Acerca de Agostinho da Silva


“O que é que eu penso da morte? Não penso nada, porque nunca morri, não tenho nada que me pronunciar sobre esse assunto. Deixa-me morrer, porque depois, se houver alguma coisa e eu puder dizer, eu comunico para você, sou seu amigo, porque é que não hei-de comunicar, não é?”


Experiência inesquecível
acompanhar Agostinho da Silva pelas ruas de Lisboa era uma experiência inesquecível. De passo distraído, detinha-se, sem tempo (nem noção dele), ante qualquer criança, pedinte, idoso, ou cão, gato, pombo, ou dona de casa, ou montra, ou veículo que o sugestionasse. A todos, sobre todos, falava usando registos próprios para cada um, como se cada um (pessoa, animal, objecto) lhe fosse consanguíneo.
Quando entrou pela primeira vez nas amoreiras (para uma entrevista na tsf, então instalada naquele edifício), sentiu-se deslumbrado com tanto conforto, tanta luz, tanto luxo – tanta inutilidade….
Chegámos, uma vez, a demorar um dia, das nove da manhã às sete da tarde, para irmos da sua casa, no príncipe real, à galeria 111, no campo grande, por causa de uma exposição – tais as surpresas, os encontros, as conversas, as confidências, os pedidos, as estórias, as afectuosidades, os inesperados que a sua presença suscitou.

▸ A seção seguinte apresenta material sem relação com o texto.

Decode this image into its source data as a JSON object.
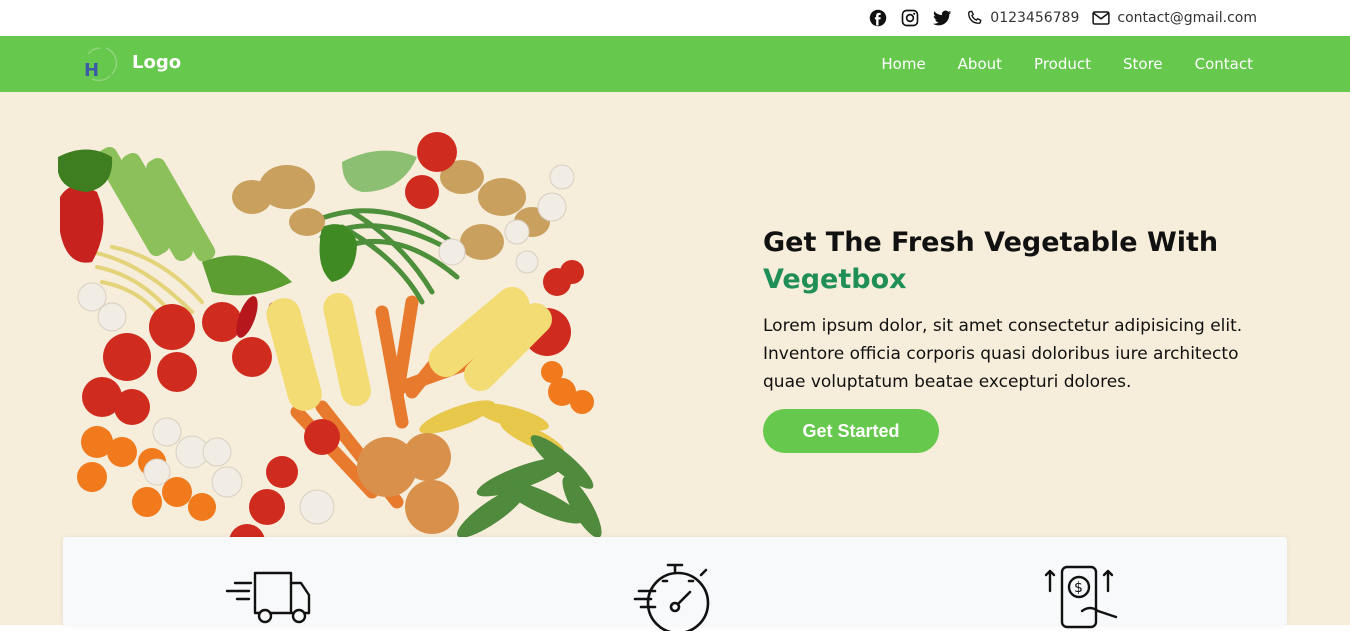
{
  "topbar": {
    "social_icons": [
      "facebook-icon",
      "instagram-icon",
      "twitter-icon"
    ],
    "phone": "0123456789",
    "email": "contact@gmail.com"
  },
  "navbar": {
    "logo_text": "Logo",
    "logo_letter": "H",
    "links": [
      "Home",
      "About",
      "Product",
      "Store",
      "Contact"
    ]
  },
  "hero": {
    "title_part1": "Get The Fresh Vegetable ",
    "title_bold": "With",
    "title_brand": "Vegetbox",
    "description": "Lorem ipsum dolor, sit amet consectetur adipisicing elit. Inventore officia corporis quasi doloribus iure architecto quae voluptatum beatae excepturi dolores.",
    "cta_label": "Get Started"
  },
  "features": {
    "icons": [
      "delivery-truck-icon",
      "stopwatch-icon",
      "mobile-payment-icon"
    ]
  },
  "colors": {
    "brand_green": "#66c84d",
    "hero_bg": "#f6eddb",
    "brand_text": "#1f8f57"
  }
}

Tomámos café na Cister, almoçámos na mourisca, lanchámos na Grã Fina. Ao chegarmos, seis horas e cinco quilómetros depois, ao destino, restou-nos apanhar (a mostra encerrara há muito) um táxi de regresso.
«foi um dos espíritos mais enigmáticos, fascinantes e inquietantes de Portugal, mesmo do mundo», afirmará Pedro Borges, um dos grandes estudiosos da sua obra.
Espectador implacável de si mesmo – maneira de não se prender à precariedade da vida – apercebe-se, quando sofre os ataques mais fortes da doença, da chegada do fim.
«bom, vais ter muita calma, com um pouco de sorte ainda podes ficar lúcido e trabalhar umas duas horas por dia. Já não será mau», autodomina-se, na ambulância que o leva para o hospital, no seu jeito de dar a volta a tudo – sobretudo ao medo. Consente em ficar internado. Depois, fendido por tromboses sucessivas, cai em coma.
«se o destino nos der limões, façamos limonada, e se pudermos deitemos-lhe açúcar», enfatizava. O gosto, o gozo de estar nos dois lados, nos vários lados da vida, constituiu o seu maior fascínio.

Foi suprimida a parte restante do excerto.